More or less, yes. I recommend distinguishing the $\phi$ in $\phi(\psi_1,\dots,\psi_n)$ and the $\phi$ in $\phi(\pi(\psi_1),\dots,\pi(\psi_n))$. One is a well-formed formula into which you are substituting several other formulas. The other is a Boolean function which you are applying to $n$ Boolean values. You could use a notation like $\phi_\pi(\pi(\psi_1),\dots,\pi(\psi_n))$, but I like using an outfix notation $[\![\phi]\!]$ for $\pi$, and I would write $[\![\phi(\psi_1,\dots,\psi_n)]\!]=[\![\phi]\!]([\![\psi_1]\!],\dots,[\![\psi_n]\!])$.
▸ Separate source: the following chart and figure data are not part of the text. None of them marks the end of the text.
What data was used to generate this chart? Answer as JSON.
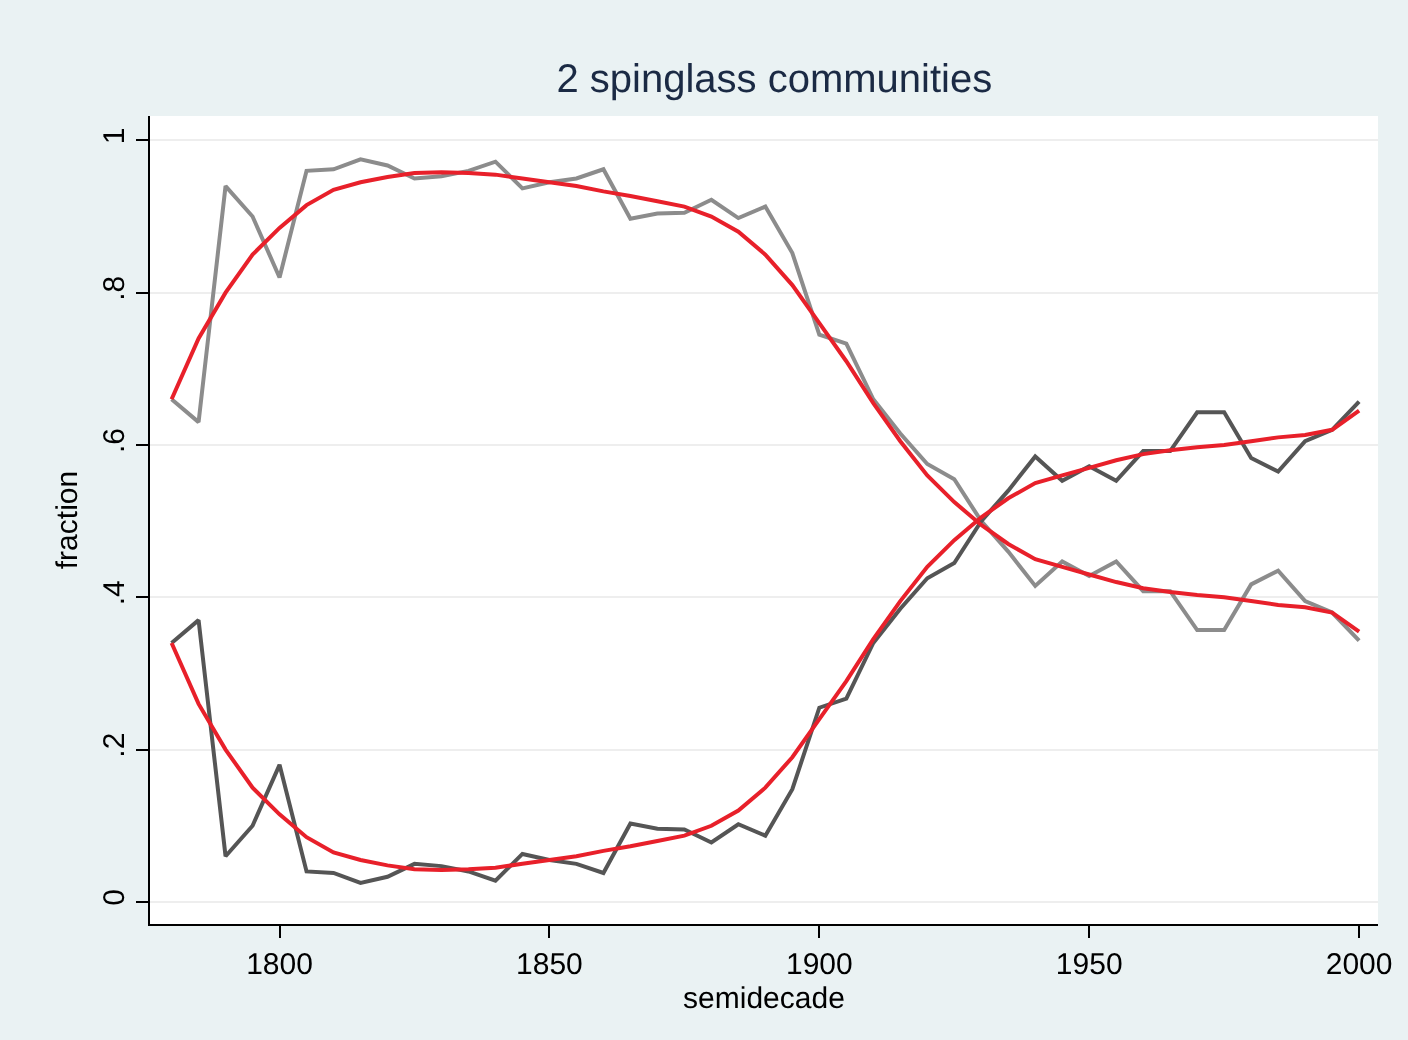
{
  "chart_data": {
    "type": "line",
    "title": "2 spinglass communities",
    "xlabel": "semidecade",
    "ylabel": "fraction",
    "x": [
      1780,
      1785,
      1790,
      1795,
      1800,
      1805,
      1810,
      1815,
      1820,
      1825,
      1830,
      1835,
      1840,
      1845,
      1850,
      1855,
      1860,
      1865,
      1870,
      1875,
      1880,
      1885,
      1890,
      1895,
      1900,
      1905,
      1910,
      1915,
      1920,
      1925,
      1930,
      1935,
      1940,
      1945,
      1950,
      1955,
      1960,
      1965,
      1970,
      1975,
      1980,
      1985,
      1990,
      1995,
      2000
    ],
    "series": [
      {
        "color": "#8c8c8c",
        "values": [
          0.66,
          0.63,
          0.94,
          0.9,
          0.82,
          0.96,
          0.962,
          0.975,
          0.967,
          0.95,
          0.953,
          0.96,
          0.972,
          0.937,
          0.945,
          0.95,
          0.962,
          0.897,
          0.904,
          0.905,
          0.922,
          0.898,
          0.913,
          0.852,
          0.745,
          0.733,
          0.66,
          0.615,
          0.575,
          0.555,
          0.5,
          0.46,
          0.415,
          0.447,
          0.428,
          0.447,
          0.408,
          0.408,
          0.357,
          0.357,
          0.417,
          0.435,
          0.395,
          0.38,
          0.343
        ]
      },
      {
        "color": "#555555",
        "values": [
          0.34,
          0.37,
          0.06,
          0.1,
          0.18,
          0.04,
          0.038,
          0.025,
          0.033,
          0.05,
          0.047,
          0.04,
          0.028,
          0.063,
          0.055,
          0.05,
          0.038,
          0.103,
          0.096,
          0.095,
          0.078,
          0.102,
          0.087,
          0.148,
          0.255,
          0.267,
          0.34,
          0.385,
          0.425,
          0.445,
          0.5,
          0.54,
          0.585,
          0.553,
          0.572,
          0.553,
          0.592,
          0.592,
          0.643,
          0.643,
          0.583,
          0.565,
          0.605,
          0.62,
          0.657
        ]
      },
      {
        "color": "#e8202a",
        "values": [
          0.66,
          0.74,
          0.8,
          0.85,
          0.885,
          0.915,
          0.935,
          0.945,
          0.952,
          0.957,
          0.958,
          0.957,
          0.955,
          0.95,
          0.945,
          0.94,
          0.933,
          0.927,
          0.92,
          0.913,
          0.9,
          0.88,
          0.85,
          0.81,
          0.76,
          0.71,
          0.655,
          0.605,
          0.56,
          0.525,
          0.495,
          0.47,
          0.45,
          0.44,
          0.43,
          0.42,
          0.412,
          0.407,
          0.403,
          0.4,
          0.395,
          0.39,
          0.387,
          0.38,
          0.355
        ]
      },
      {
        "color": "#e8202a",
        "values": [
          0.34,
          0.26,
          0.2,
          0.15,
          0.115,
          0.085,
          0.065,
          0.055,
          0.048,
          0.043,
          0.042,
          0.043,
          0.045,
          0.05,
          0.055,
          0.06,
          0.067,
          0.073,
          0.08,
          0.087,
          0.1,
          0.12,
          0.15,
          0.19,
          0.24,
          0.29,
          0.345,
          0.395,
          0.44,
          0.475,
          0.505,
          0.53,
          0.55,
          0.56,
          0.57,
          0.58,
          0.588,
          0.593,
          0.597,
          0.6,
          0.605,
          0.61,
          0.613,
          0.62,
          0.645
        ]
      }
    ],
    "xlim": [
      1776,
      2003.5
    ],
    "xticks": [
      1800,
      1850,
      1900,
      1950,
      2000
    ],
    "ylim": [
      -0.029,
      1.032
    ],
    "yticks": [
      {
        "value": 0,
        "label": "0"
      },
      {
        "value": 0.2,
        "label": ".2"
      },
      {
        "value": 0.4,
        "label": ".4"
      },
      {
        "value": 0.6,
        "label": ".6"
      },
      {
        "value": 0.8,
        "label": ".8"
      },
      {
        "value": 1,
        "label": "1"
      }
    ],
    "grid": "y"
  }
}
Next, this is minor, but you should say why the previous equation holds. In this case, it's by definition of interpretation. That is, not just any function $\pi$ is allowed as an appropriate notion of "logical value", to use your words, but only ones that satisfy the given equation.
Finally, if you wanted to be extra formal, you might do an induction on the number of free variables in $\phi$, i.e. on $n$.